Me with one of the many heads I’ve dissected The main focus of my research is how fires affect the reproductive success of Echinacea. The existing scientific literature suggests that fires (or a lack thereof) redistribute resource availability, giving a survival advantage to certain species of plants. For example, a fire can burn tall prairie grasses to the ground, allowing shorter plants to access sunlight and contributing to their survival. In areas where prairie fires are suppressed, which includes many locations where prairie remnants exist today, it is thought that plants that benefit from fires will become scarcer. However, there is scant scientific literature regarding how fires influence the reproductive success of prairie plants.

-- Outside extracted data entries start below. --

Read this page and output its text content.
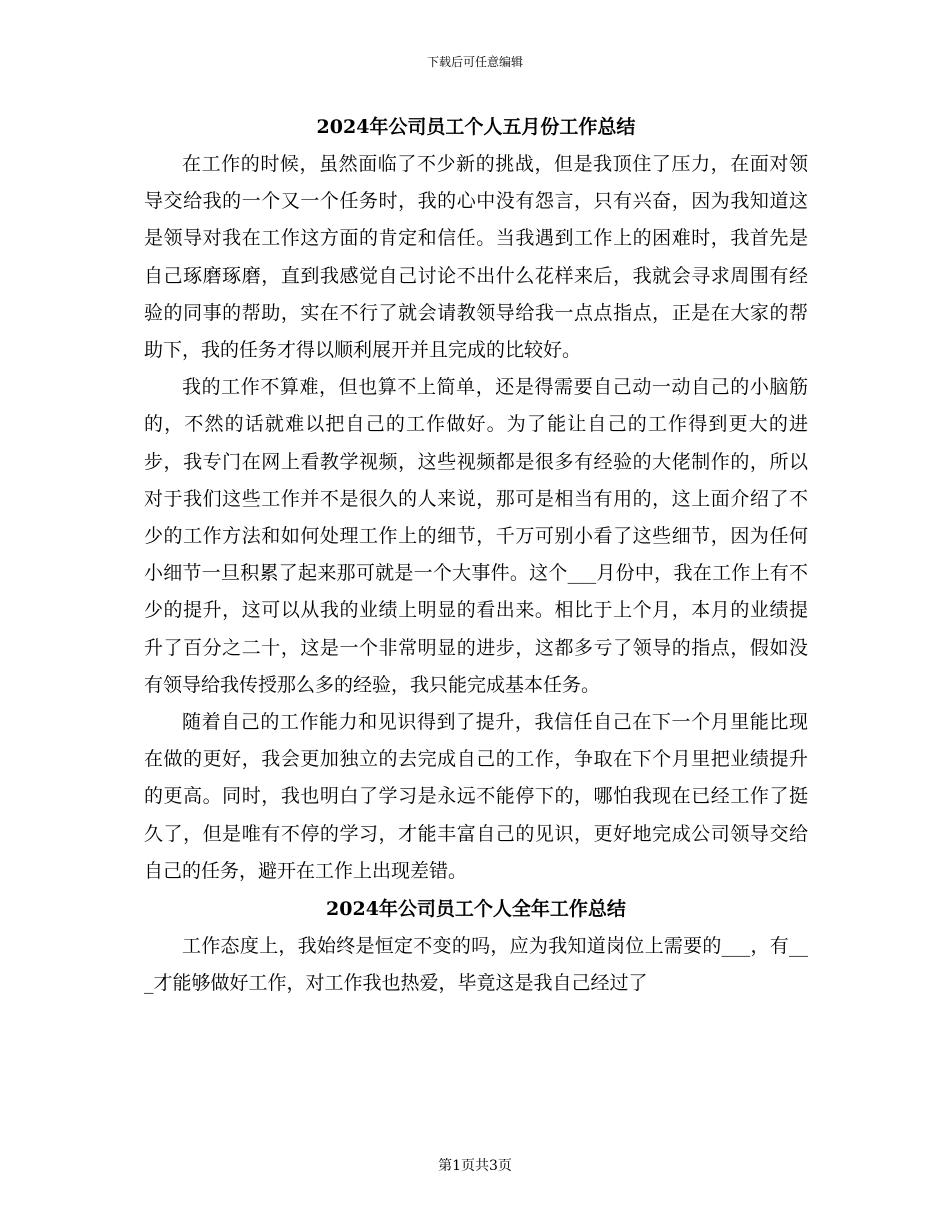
下载后可任意编辑
2024年公司员工个人五月份工作总结

在工作的时候，虽然面临了不少新的挑战，但是我顶住了压力，在面对领导交给我的一个又一个任务时，我的心中没有怨言，只有兴奋，因为我知道这是领导对我在工作这方面的肯定和信任。当我遇到工作上的困难时，我首先是自己琢磨琢磨，直到我感觉自己讨论不出什么花样来后，我就会寻求周围有经验的同事的帮助，实在不行了就会请教领导给我一点点指点，正是在大家的帮助下，我的任务才得以顺利展开并且完成的比较好。

我的工作不算难，但也算不上简单，还是得需要自己动一动自己的小脑筋的，不然的话就难以把自己的工作做好。为了能让自己的工作得到更大的进步，我专门在网上看教学视频，这些视频都是很多有经验的大佬制作的，所以对于我们这些工作并不是很久的人来说，那可是相当有用的，这上面介绍了不少的工作方法和如何处理工作上的细节，千万可别小看了这些细节，因为任何小细节一旦积累了起来那可就是一个大事件。这个___月份中，我在工作上有不少的提升，这可以从我的业绩上明显的看出来。相比于上个月，本月的业绩提升了百分之二十，这是一个非常明显的进步，这都多亏了领导的指点，假如没有领导给我传授那么多的经验，我只能完成基本任务。

随着自己的工作能力和见识得到了提升，我信任自己在下一个月里能比现在做的更好，我会更加独立的去完成自己的工作，争取在下个月里把业绩提升的更高。同时，我也明白了学习是永远不能停下的，哪怕我现在已经工作了挺久了，但是唯有不停的学习，才能丰富自己的见识，更好地完成公司领导交给自己的任务，避开在工作上出现差错。

2024年公司员工个人全年工作总结

工作态度上，我始终是恒定不变的吗，应为我知道岗位上需要的___，有___才能够做好工作，对工作我也热爱，毕竟这是我自己经过了

第1页共3页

At Staffanson Prairie Preserve, prescribed burns are conducted every five years, providing an ideal setting in which to conduct this observational study. I will be examining at plants that flowered both in 2015 (a non-burn year) and in a previous burn year. By comparing their reproductive success in both the burn year and non-burn year, I hope to gain an understanding of what influence fires may have on Echinacea reproduction. The measures I will use to study reproductive success will include: achene count, which indicates resource availability and reproductive effort; style persistence, which measures the pollen availability and limitation; seed set, which measures the success rate of seed production; and fecundity, which serves as an indication of total reproductive success.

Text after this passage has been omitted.